ADDENDUM MARCH 6, 2024:Mayor Tuerk is excited about the iconic PPL building being sold for apartments. It sold for $9million, which is less than a fraction of its replacement cost. As a Shadow Mayor, I would be excited if it was being turned into condominiums, where a group of invested owners might create a demand for some vibrancy downtown.

Meanwhile, outside of Reillyville in Realityville, there was another shooting this past weekend on the east side. We learned that the victims are not cooperating with the police...Apparently, there were no innocents involved.

As  Shadow Mayor, I would be excited to take non-cooperating shooting victims and roust them out of town!

Mar 5, 2024

RADIO MOLOVINSKY


Wednesday morning, March 6th at 6:30AM, I hope to kick off a live internet radio program. I'm starting with 15minute segments as I explore and learn about the medium. I invite my fellow early morning humans to join me putting together an alternative talk venue for independent conservatives. Use the link below to find the program.
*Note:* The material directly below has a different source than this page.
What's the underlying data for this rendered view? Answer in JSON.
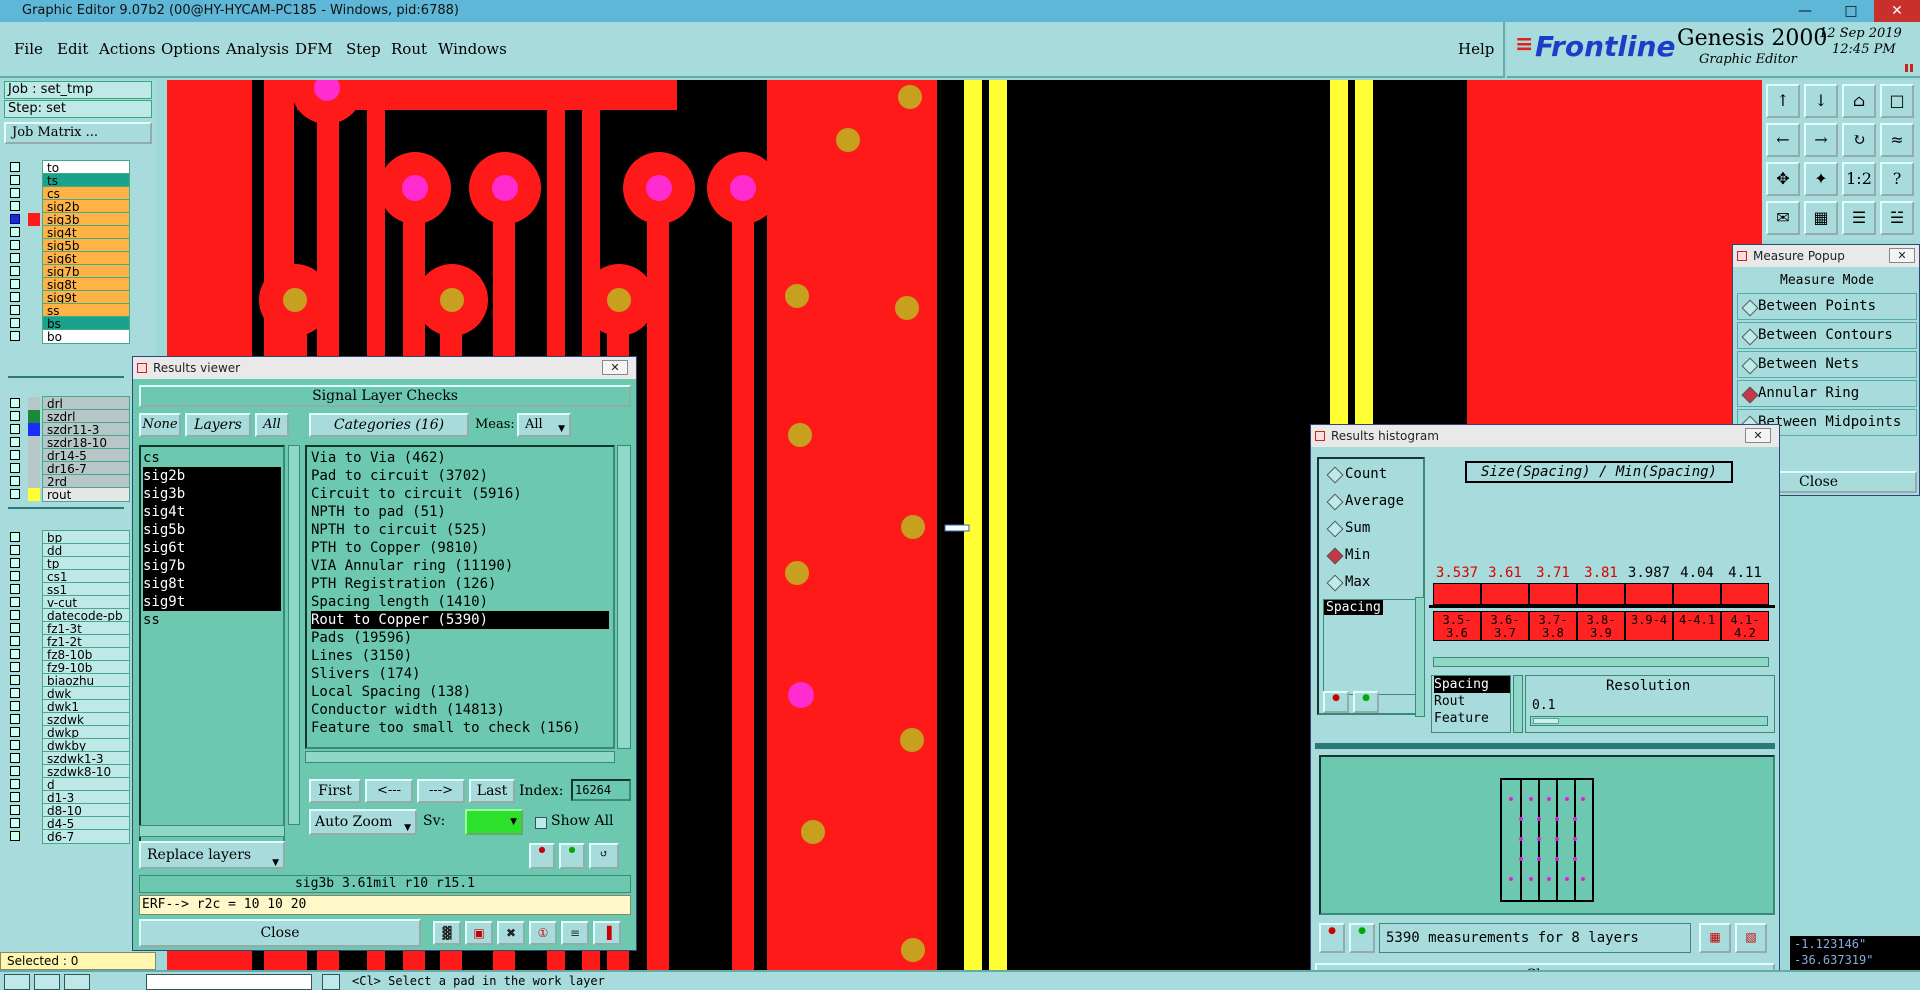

Speaking Nonsense In Allentown


Allentown's gaggle of elected for life gathered in front of Reilly's Marketplace on the Arts Walk to endorse the state's new Main Street Initiative to spend $25 mil to boost the state's main streets. Never mind that although over a $Billion dollars of development went into Reillyville, not one original business or eatery has survived. Despite each new business given free promotion from the Morning Call, not one of them still exists. 

Among the lifers speaking were state reps. Schlossberg, Schweyer and Miller.*  

Perhaps I will have to renew their Molovinsky On Allentown subscriptions to instill a smidgen of real into our elected officials, but I don't think that their voter base holds them too accountable in regard to reality.

* lifer in training

Mar 4, 2024

A Jewish Sport


Jewish fighters dominated boxing between the World Wars. In around 1930, a third of all fighters were Jewish, by far the largest ethnic group. Some fighters even purported to be Jewish when they were not, such as the Baer brothers. Jews ruled the light and welterweight divisions, with long time champions Benny Leonard and Barney Ross. Ten world championships were fought with both men in the ring being Jewish. Boxing has long been an economic ladder for immigrant and minority groups.
photo of Jewish heavyweights King Levinsky and Art Lasky, 1934

reprinted from February 2011

Mar 1, 2024

Jostling With Windmills

I had a chance encounter with an opponent of the water lease plan in the grocery store. The person mentioned how tiring the battle has been, and how difficult it will be to succeed with keeping the water system in the citizen's hands. I know a little bit about this exhaustion, I have been fighting City Hall for well over a decade, as an army of one. The last group I belonged to was the Cub Scouts. I ran as an independent for office. I think my visits to City Hall inspired some of the security buffers now in place. There are few reporters, or editors, at The Morning Call that I haven't had words with, at one time or another. I could list a few victories here, but I won't risk jinxing my limited success. Blogging has been a fortunate vehicle for me. My detractors would be shocked to see a who's who of my readership. I thank you for that.                                                                     Michael Molovinsky 

above reprinted from September of 2012 

ADDENDUM MARCH 1, 2024:I'm a certified slow learner. Although over another decade has passed, I'm still jostling with the windmills. The first mayor I wrestled with when starting this blog is now up the river. While the current mayor makes junkets to the Caribbean to visit his voter base, and my downtown early morning coffee shops, along with the buildings they were in, have been demolished and replaced by NIZ boxes, I still forage out looking for the remnants of Allentown's past.